In Lesvia, Greek filmmaker Tzeli Hadjidimitriou explores the gap between the island of Lesvos as a historical fixture and pilgrimage spot for lesbian tourists, and its own island population, who often feel overlooked or irritated by that external activity. A tenderly-made look at tensions within and outside of the queer community, set on the dazzling beaches of this holiday destination, Lesvia does what the best of nonfiction film sets out to: bring to vivid life an otherwise-unseen niche.

Other social concerns appeared among the docs shown, not least the migrant crisis in the Mediterranean. International co-production The Pickers, directed by Elke Sasse, is a meditative and effective exploration of several nations’ exploitative relationship to migrant fruit pickers and farm labourers, including Greece. Following individual stories of those who took perilous journeys from Mali, Pakistan, Morocco and elsewhere – only to find themselves caught in a web of immigration red-tape and back-breaking, underpaid work – the film captures the story of the hands that picked the fruit in our supermarkets in unsettling ways.

TIDF provides a vital and sometimes rare platform for Greek documentaries to be shown on domestic Greek screens, since cinema distribution is expensive and hard to manage. As Sylvia Robyn filmmaker Evangelidis told HPFA’s Golden Globes in 2023, “[Documentarians] are badly treated here in Greece – no one gets paid, the state doesn’t give much, the foundations maybe give a little bit… so even a little bit of money sounds like a miracle from heaven.”

Androutsopoulou agrees: “Most documentaries are handmade, with a small crew and very small funding. Most of the Greek directors are dedicated to doc production with passion, effort, and the help of their friends,” she adds.

Alongside their work at TIDF to provide a platform for Greek documentarians, there is also a larger dedication to getting Greek issues, themes, and history to international audiences beyond just the realm of documentary film. Androutsopoulou and a team of her hard-working colleagues are currently deep in the research in order to build an online, bilingual Greek film archive, something she calls “a Greek IMDb”, of sorts.

Along with production information, stills and other material, the key factor is that this database is set to contain information about the whereabouts, format, and rights-holders for those who would like to exhibit Greek films. “It’s a partnership of the film festival, the Hellenic Academy of Cinema, and the Greek Film Centre. We’re scanning the archives and trying to put it on a platform. We also will have video interviews with important Greek filmmakers speaking about their experience. We’ve started with 2000 films for the first year, and it’s a big undertaking, because most of the time the archives are in the house of the directors,” Androutsopoulou explains.

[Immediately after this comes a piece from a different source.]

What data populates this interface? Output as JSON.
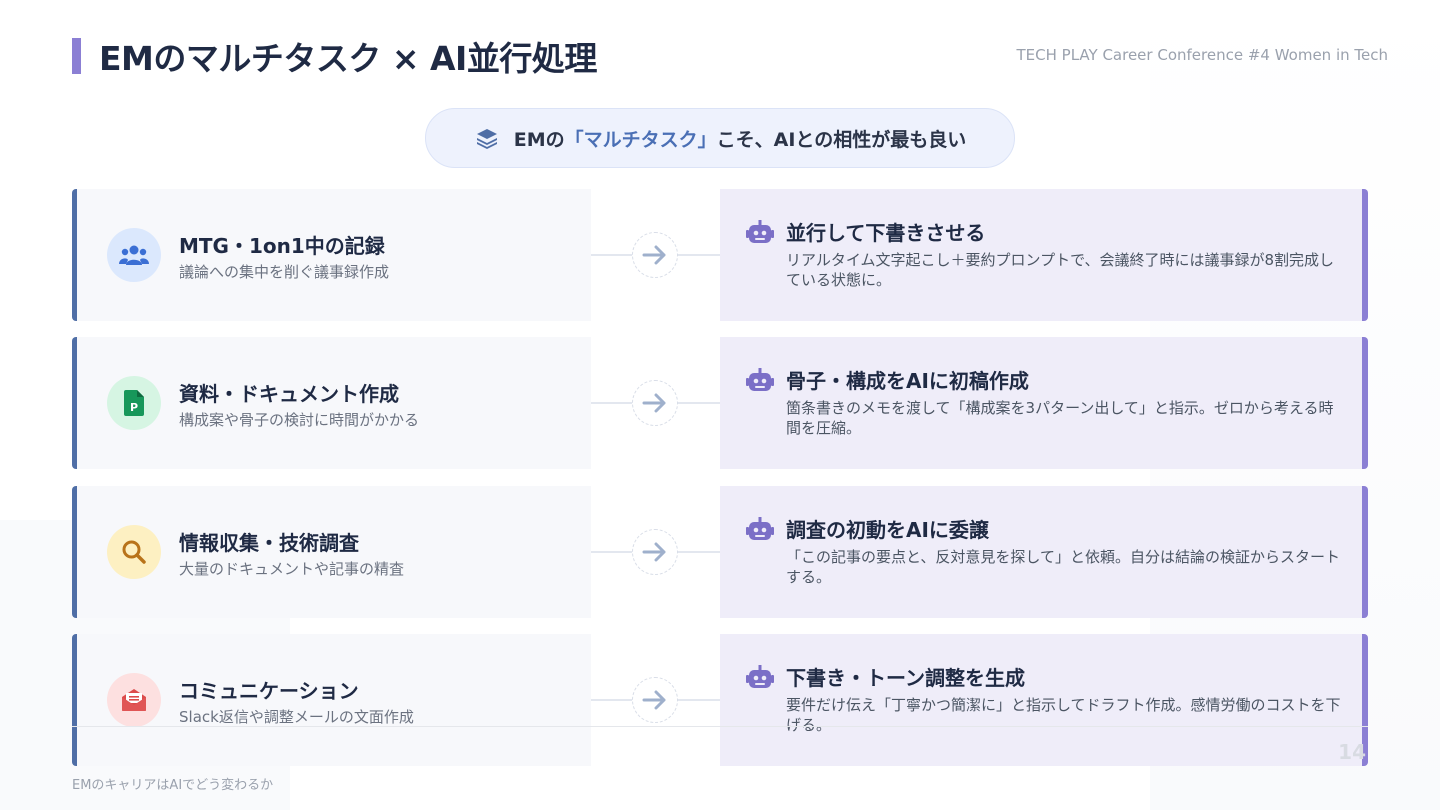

This move will help promote the work of directors like Takis Kanellopoulos, a TIDF-celebrated filmmaker who made both non-fiction and feature films and one of the few who remained based in Thessaloniki for his entire career. In spite of a remarkable series of New Wave-influenced ethnographic and romantic films in the ’60s and ’70s, his work remains little-seen in Greece – nevermind outside of it.

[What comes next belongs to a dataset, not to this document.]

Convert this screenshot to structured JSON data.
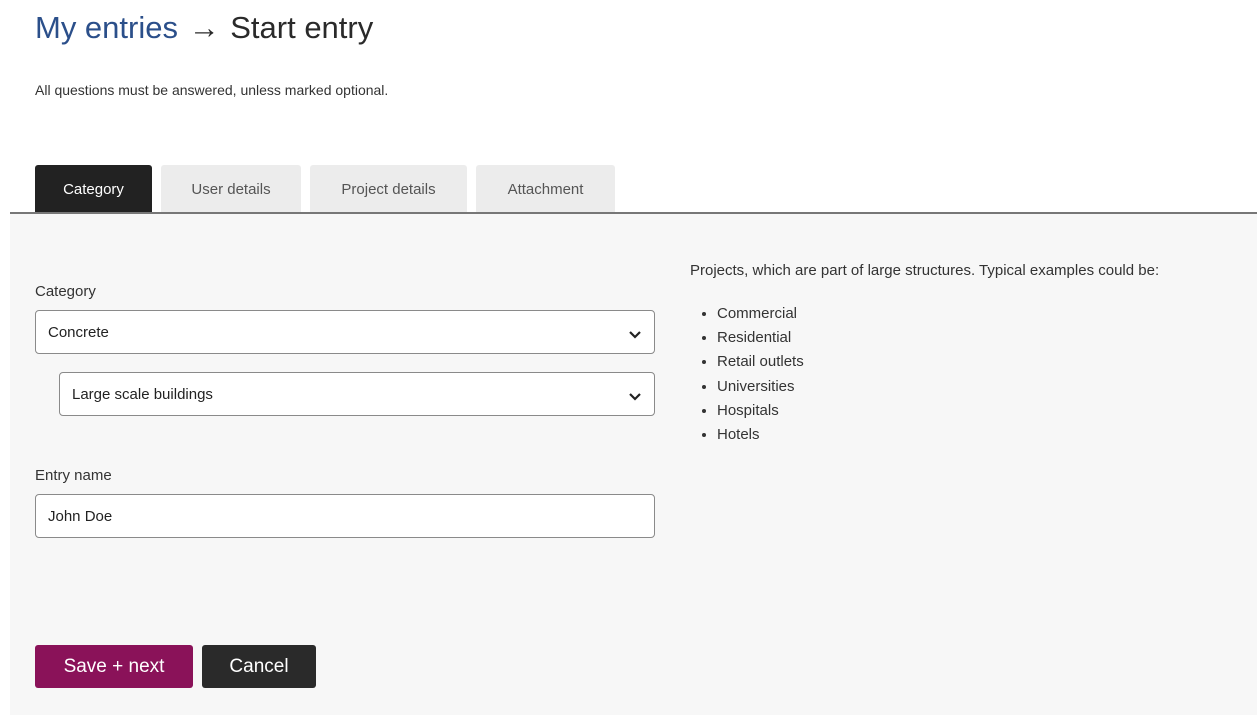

“The most important thing is that it will be in Greek and English, and if there is a print available in case a festival from abroad, for example, might want to organise a retrospective. This is important for us, because right now, if I wanted to do a tribute, I have to call my friends from the industry to ask for information, or chase to find out if the wife of a director is alive. And it’s a pity, because many organisations from abroad want to do tributes,” she says.

With such dedication from Androutsopoulou and her colleagues to protecting Greek cinema past and present, it seems like a matter of time before more of it is being beamed into cinemas and discovered by international cinephiles. In the meantime, to visit TIDF’s cinema warehouses, museums, and festival hubs, and to explore the work they do, is to be impressed by the passion and knowledge therein.